Gerade einmal jeder 20. Studienstiftler stammt demnach aus sozial "niedrigen" Verhältnissen. Mehr als vier Fünftel dagegen sind in einem Elternhaus mit "gehobenem" oder "hohem" Status aufgewachsen (siehe Grafik).
Mit der neuen Form der Selbstbewerbung setzt der Club der Hochbegabten nun erstmals ein Signal, diesen Missstand ändern zu wollen. Wie wirksam dies ist, bleibt freilich abzuwarten. Für die gut tausend Bewerber, die in den nächsten Wochen getestet werden, stehen etwa hundert Stipendien bereit. Falls tatsächlich die Hälfte von ihnen an die Söhne und Töchter von Schlossern, Busfahrern oder gar Hartz-IV-Empfängern vergeben werden, würde dies bei derzeit über 3000 Neustipendien pro Jahr nicht mehr als 1,5 Prozent ausmachen.

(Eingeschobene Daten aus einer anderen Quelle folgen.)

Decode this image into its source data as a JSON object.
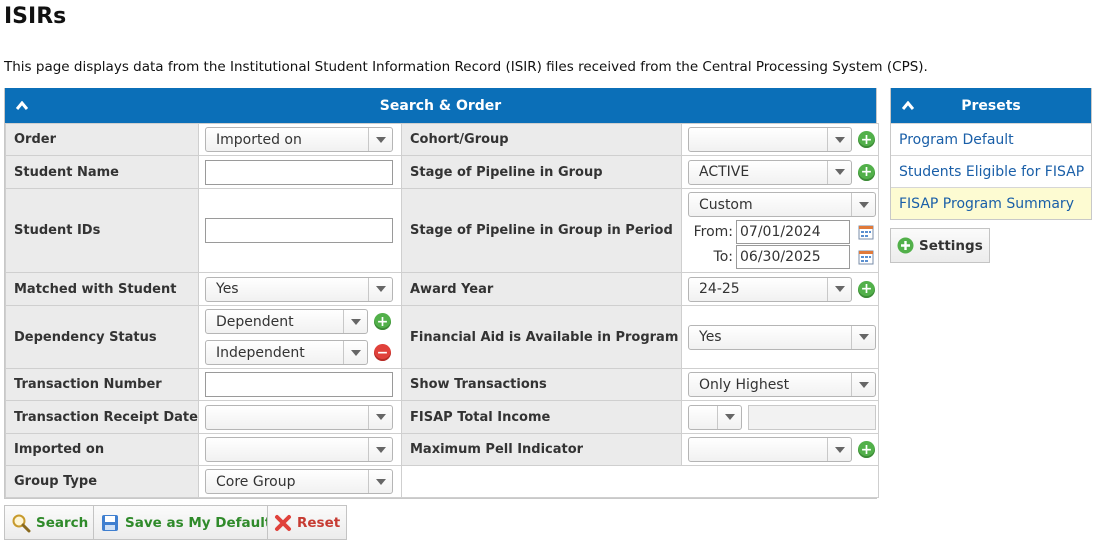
{
  "page": {
    "title": "ISIRs",
    "description": "This page displays data from the Institutional Student Information Record (ISIR) files received from the Central Processing System (CPS)."
  },
  "search_panel": {
    "title": "Search & Order",
    "order": {
      "label": "Order",
      "value": "Imported on"
    },
    "student_name": {
      "label": "Student Name",
      "value": ""
    },
    "student_ids": {
      "label": "Student IDs",
      "value": ""
    },
    "matched_with_student": {
      "label": "Matched with Student",
      "value": "Yes"
    },
    "dependency_status": {
      "label": "Dependency Status",
      "values": [
        "Dependent",
        "Independent"
      ]
    },
    "transaction_number": {
      "label": "Transaction Number",
      "value": ""
    },
    "transaction_receipt_date": {
      "label": "Transaction Receipt Date",
      "value": ""
    },
    "imported_on": {
      "label": "Imported on",
      "value": ""
    },
    "group_type": {
      "label": "Group Type",
      "value": "Core Group"
    },
    "cohort_group": {
      "label": "Cohort/Group",
      "value": ""
    },
    "stage_of_pipeline_in_group": {
      "label": "Stage of Pipeline in Group",
      "value": "ACTIVE"
    },
    "stage_of_pipeline_in_group_in_period": {
      "label": "Stage of Pipeline in Group in Period",
      "value": "Custom",
      "from_label": "From:",
      "from_value": "07/01/2024",
      "to_label": "To:",
      "to_value": "06/30/2025"
    },
    "award_year": {
      "label": "Award Year",
      "value": "24-25"
    },
    "financial_aid_available": {
      "label": "Financial Aid is Available in Program",
      "value": "Yes"
    },
    "show_transactions": {
      "label": "Show Transactions",
      "value": "Only Highest"
    },
    "fisap_total_income": {
      "label": "FISAP Total Income",
      "value": ""
    },
    "maximum_pell_indicator": {
      "label": "Maximum Pell Indicator",
      "value": ""
    }
  },
  "presets": {
    "title": "Presets",
    "items": [
      "Program Default",
      "Students Eligible for FISAP",
      "FISAP Program Summary"
    ],
    "settings_label": "Settings"
  },
  "actions": {
    "search_label": "Search",
    "save_default_label": "Save as My Default",
    "reset_label": "Reset"
  },
  "colors": {
    "header_blue": "#0b6fb8",
    "label_bg": "#ebebeb",
    "link_blue": "#1a5fa8",
    "add_green": "#52b04a",
    "remove_red": "#e0413b",
    "active_preset_bg": "#fdfbd2"
  }
}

Da stellt sich die Frage, ob Gerhard Roths "kleine Revolution" nicht doch nur ein Akt politischer Anpassung ist - zumal der Sohn des Fensterputzers so wenig von der Chance auf Selbstbewerbung erfahren wird, wie Eva-Maria Jung wusste, was eine Promotion ist.
Voraussichtlich mehr Büchergeld - aber nicht alle rufen Hurra
Finanziell jedenfalls wird eine andere Veränderung weit mehr ins Gewicht fallen: Nachdem Forschungsministerin Annette Schavan die Begabtenförderung bereits in den vergangenen Jahren drastisch ausgebaut hat, will der Bund nun auch die finanzielle Ausstattung der Stipendien üppiger gestalten: Voraussichtlich ab Oktober wird sich das Büchergeld von 80 auf 300 Euro fast vervierfachen - für alle, auch die begüterten Stipendiaten.
Die streiten sich jetzt heftig. Einige verteidigen die Gleichverteilung. Andere machen sich stark dafür, auf den Geldsegen zu verzichten zugunsten der sozial schwachen Kommilitonen.
Die wiederum freuen sich uneingeschränkt aufs höhere Büchergeld. "Für mich wären diese 300 Euro wirklich viel Geld", sagt die Ludwigshafener Logistikstudentin Sevda Guel. Was die neue Großzügigkeit für die Mehrheit der Bessergestellten bedeutet, darüber mag sie nicht urteilen: "Eigentlich haben die doch alles, was sie brauchen."